Литературный процесс — процесс национального самосознания. Как человек мыслит словом, так народ мыслит литературой. И как язык формирует нацию, так литература созидает общество. Именно литература определяет и утверждает, делая для всех в обществе равно признанными, те нравственные императивы, на которых уже строятся и политические, и экономические, и социальные институты. Можно утверждать, что литература является основой цивилизации, ибо насколько человек и мир вокруг него осмысляемы, настолько и словесно описуемы — за пределами литературы нет цивилизации.

К теме!
Думаю, в этой аудитории нет необходимости никому доказывать религиозно-онтологическое обоснование творчества как единственно возможное. Поэзия — дитя молитвы: гимны рождаются религиозным созерцанием, вскармливаются религиозной благодатной синергией. И точен Николай Гоголь, утверждая в «Избранных местах из переписки с друзьями» в десятом письме «О лиризме русской поэзии», что «наши поэты» видят «всякий высокий предмет в его законном соприкосновении с Богом, одни сознательно, другие бессознательно». Наша поэзия, письменная, наследуя поэзии устной, закрепила традицию видеть все земное относительно небесного, традицию понимать земное царство как проекцию Царства небесного, рассматривать русскую национальную государственность сквозь сакральную призму Православия. И, понятно, образ царя земного ревностно соотносить с иконой Царя Небесного. Отец Павел Флоренский: «... в сознании русского народа самодержавие Царя относится к числу понятий не правовых, а вероучительных, входит в область веры, а не выводится из внерелигиозных посылок, имеющих в виду общественную или государственную пользу». Поэтому насколько возможно проследить — от Иоакима Корсунянина, Иоанна и Иллариона Киевских и до наших с вами современников — сменяющие друг друга типы и события, художественно описываемые русской литературой, всегда и обязательно соотносимы с архетипами и протосюжетами Ветхого и Нового Заветов. Это восхитительно честное, опорно покаянное свойство нашего наследного мировоззрения — оценивать все и всех от идеального, а не оправдывать мир и себя тем, что, мол, бывает и хуже.

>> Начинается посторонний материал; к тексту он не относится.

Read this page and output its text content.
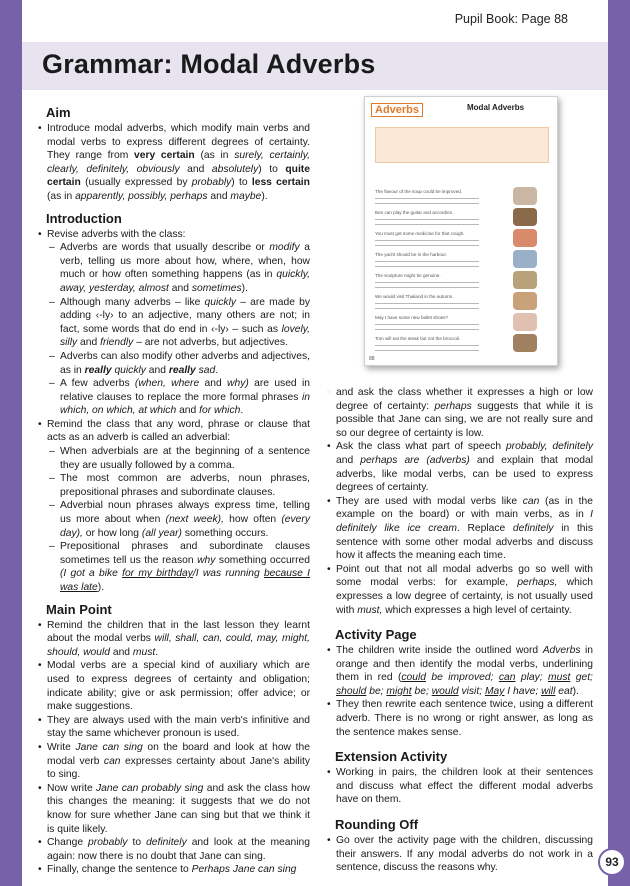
Pupil Book: Page 88
Grammar: Modal Adverbs
Aim

• Introduce modal adverbs, which modify main verbs and modal verbs to express different degrees of certainty. They range from very certain (as in surely, certainly, clearly, definitely, obviously and absolutely) to quite certain (usually expressed by probably) to less certain (as in apparently, possibly, perhaps and maybe).

Introduction

• Revise adverbs with the class:

– Adverbs are words that usually describe or modify a verb, telling us more about how, where, when, how much or how often something happens (as in quickly, away, yesterday, almost and sometimes).

– Although many adverbs – like quickly – are made by adding ‹-ly› to an adjective, many others are not; in fact, some words that do end in ‹-ly› – such as lovely, silly and friendly – are not adverbs, but adjectives.

– Adverbs can also modify other adverbs and adjectives, as in really quickly and really sad.

– A few adverbs (when, where and why) are used in relative clauses to replace the more formal phrases in which, on which, at which and for which.

• Remind the class that any word, phrase or clause that acts as an adverb is called an adverbial:

– When adverbials are at the beginning of a sentence they are usually followed by a comma.

– The most common are adverbs, noun phrases, prepositional phrases and subordinate clauses.

– Adverbial noun phrases always express time, telling us more about when (next week), how often (every day), or how long (all year) something occurs.

– Prepositional phrases and subordinate clauses sometimes tell us the reason why something occurred (I got a bike for my birthday/I was running because I was late).

Main Point

• Remind the children that in the last lesson they learnt about the modal verbs will, shall, can, could, may, might, should, would and must.

• Modal verbs are a special kind of auxiliary which are used to express degrees of certainty and obligation; indicate ability; give or ask permission; offer advice; or make suggestions.

• They are always used with the main verb's infinitive and stay the same whichever pronoun is used.

• Write Jane can sing on the board and look at how the modal verb can expresses certainty about Jane's ability to sing.

• Now write Jane can probably sing and ask the class how this changes the meaning: it suggests that we do not know for sure whether Jane can sing but that we think it is quite likely.

• Change probably to definitely and look at the meaning again: now there is no doubt that Jane can sing.

• Finally, change the sentence to Perhaps Jane can sing

Adverbs	Modal Adverbs
88
The flavour of the soup could be improved.
Ben can play the guitar and accordion.
You must get some medicine for that cough.
The yacht should be in the harbour.
The sculpture might be genuine.
We would visit Thailand in the autumn.
May I have some new ballet shoes?
Tom will eat the steak but not the broccoli.

• • and ask the class whether it expresses a high or low degree of certainty: perhaps suggests that while it is possible that Jane can sing, we are not really sure and so our degree of certainty is low.

• Ask the class what part of speech probably, definitely and perhaps are (adverbs) and explain that modal adverbs, like modal verbs, can be used to express degrees of certainty.

• They are used with modal verbs like can (as in the example on the board) or with main verbs, as in I definitely like ice cream. Replace definitely in this sentence with some other modal adverbs and discuss how it affects the meaning each time.

• Point out that not all modal adverbs go so well with some modal verbs: for example, perhaps, which expresses a low degree of certainty, is not usually used with must, which expresses a high level of certainty.

Activity Page

• The children write inside the outlined word Adverbs in orange and then identify the modal verbs, underlining them in red (could be improved; can play; must get; should be; might be; would visit; May I have; will eat).

• They then rewrite each sentence twice, using a different adverb. There is no wrong or right answer, as long as the sentence makes sense.

Extension Activity

• Working in pairs, the children look at their sentences and discuss what effect the different modal adverbs have on them.

Rounding Off

• Go over the activity page with the children, discussing their answers. If any modal adverbs do not work in a sentence, discuss the reasons why.	93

Виденье творения как жертвы Творца реализовалось художественно образной парадигмой жертвенной подчиненности жизни телесной жизни духовной, частной судьбы — судьбе народа, государства. И государя. Жертва — обязательное условие жизни творения. Высшая жертва — самопожертвование, на нее способна только совершенная, Богом встречаемая любовь. Господь жестко ответил Петру на вопрос — может быть, Христу не стоит идти на крестные муки и жертвенную смерть? — «Отойди от Меня, сатана!» (Мф. 16:22). Полномерная, целомудренная, могутная и добродетельная — развитая до святости личность есть вершинная цель нации, ее идея. Эта идея есть первозадача, это промысел, ее, нацию, породивший, ведь «идея нации есть не то, что она сама думает о себе во времени, но то, что Бог думает о ней в вечности» (Владимир Соловьев, «Русская идея»). Христос на Голгофе — и вот за Ним и с Ним — Борис и Глеб, Евпатий Коловрат, Михаил Черниговский и Михаил Тверской, Сергий Радонежский, Иван Сусанин, Серафим Саровский... Это не святцы, это перечень народных героев, народно любимых героев. Здесь тонкость — различие героев народных и героев культурных: так народное сердце никогда не перепутает душегуба Стеньку и саможертвенного Ермака, как бы ни старались их политизировано уровнять под заказ злобы дня.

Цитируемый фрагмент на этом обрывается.